Peter Pan, enfant sans mémoire, est exclu pour toujours d’une vraie vie, dans laquelle « une vraie mère raconte des histoires à des vrais enfants ». Il restera aux rebords de la fenêtre en observateur. Peter ne peut que faire semblant d’être un homme ; il ne peut que jouer à être le mari de Wendy au pays du Jamais-Jamais. Quand Wendy veut prendre le jeu au sérieux, il panique et tout se casse la figure. Wendy quitte le pays du Jamais-Jamais avec les enfants perdus ; elle rentre chez ses parents pour finir de grandir, et Peter reste seul, condamné à répéter ses jeux pour toujours. " [5]
J'accorde à Peter Pan une attention bienveillante depuis longtemps car il tente d'entraîner avec lui au Pays Imaginaire la cohorte des enfants perdus et effrayés afin de les sauver. Ils parlent tous de leur mère avec amour et adoration. Ils parlent d'une mère imaginaire qu'ils inventent jour après jour, une mère abyssale qui les a figés dans une éternelle enfance. S'il est communément admis que tous les parents aiment leurs enfants, soulignons que "le sentiment océanique a des charmes devenus un beau jour sortilèges si l’on n’y prend garde à temps." [9] J'ai écris ces lignes comme une invitation à relire l'histoire du vieil enfant Peter Pan. Je pense qu'il peut nous aider à déjouer les pièges de nos illusions et à comprendre que le jeu des enfants n'est pas une bagatelle mais une affaire sérieuse… L'imaginaire de notre enfance structure la réalité de notre avenir.

La Cahuette,
Le 3 octobre 2010.

Bibliographie
[1] BARRIE, James Matthew (1937) Peter Pan ou l'enfant qui ne voulait pas grandir. Pour la tr.

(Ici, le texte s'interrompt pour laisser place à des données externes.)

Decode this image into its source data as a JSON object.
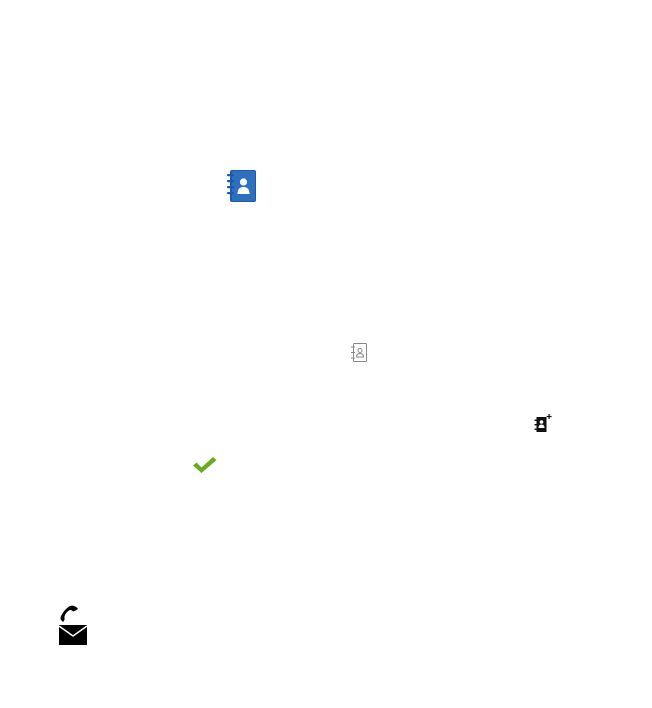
{
  "icons": [
    {
      "name": "address-book-icon",
      "style": "blue-filled",
      "color": "#1e5aa8",
      "accent": "#3d86d6"
    },
    {
      "name": "address-book-outline-icon",
      "style": "outline",
      "color": "#8a8a8a"
    },
    {
      "name": "add-contact-icon",
      "style": "black-filled",
      "color": "#111111"
    },
    {
      "name": "checkmark-icon",
      "style": "filled",
      "color": "#6aaa1e"
    },
    {
      "name": "phone-mail-icon",
      "style": "black-filled",
      "color": "#000000"
    }
  ]
}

Fr., Terre de Brume, 2004.
[2] FREUD, Sigmund (1919) « Un enfant est battu ». Contribution à la genèse des perversions sexuelles.
[3] JANSSEN Christophe (2006) J. M. Barrie : mort d'un frère et travail du négatif, Cahiers de psychologie clinique, 2, n°27:123-140
[4] KELLEY-LAINE Kathleen (1992) Peter Pan ou l’enfant triste. Paris : Calmann-Levy
[5] KELLEY-LAINE Kathleen (2002) Peter Pan, la mère morte et la création du double pathologique, Imaginaire & Inconscient 2002/3, n° 7 : 87-96.
[6] LOISEL, Régis (1990-2004) Peter Pan. Tomes 1 à 6. Paris, Vent d'Ouest.
[7] PISSAVY-YVERNAUT, Christelle (2006) Loisel dans l'ombre de Peter Pan. Vent d'Ouest.
[8] ROLLAND, Annie (2008) Qui a peur de la littérature ado ? Thierry Magnier.
[9] SANGUET, Marcel (2003) "Tous les parents aiment leurs enfants..." Spirale, 2003/4,n° 28 : 65-74
[10]WINNICOTT, D.W. (1971) Jeu et réalité. L’espace potentiel. Gallimard.

Références cinématographiques
[11] FORSTER, Marc (2004) Neverland. Miramax Films Corp.
[12] GERONIMI, Clyde ; JACKSON, Wilfred ; LUSKE, Hamilton (1953) Peter Pan. Walt Disney Pictures.
[13] SPIELBERG, Steven (1992) Hook ou la revanche du Capitaine Crochet. Tristar Pictures.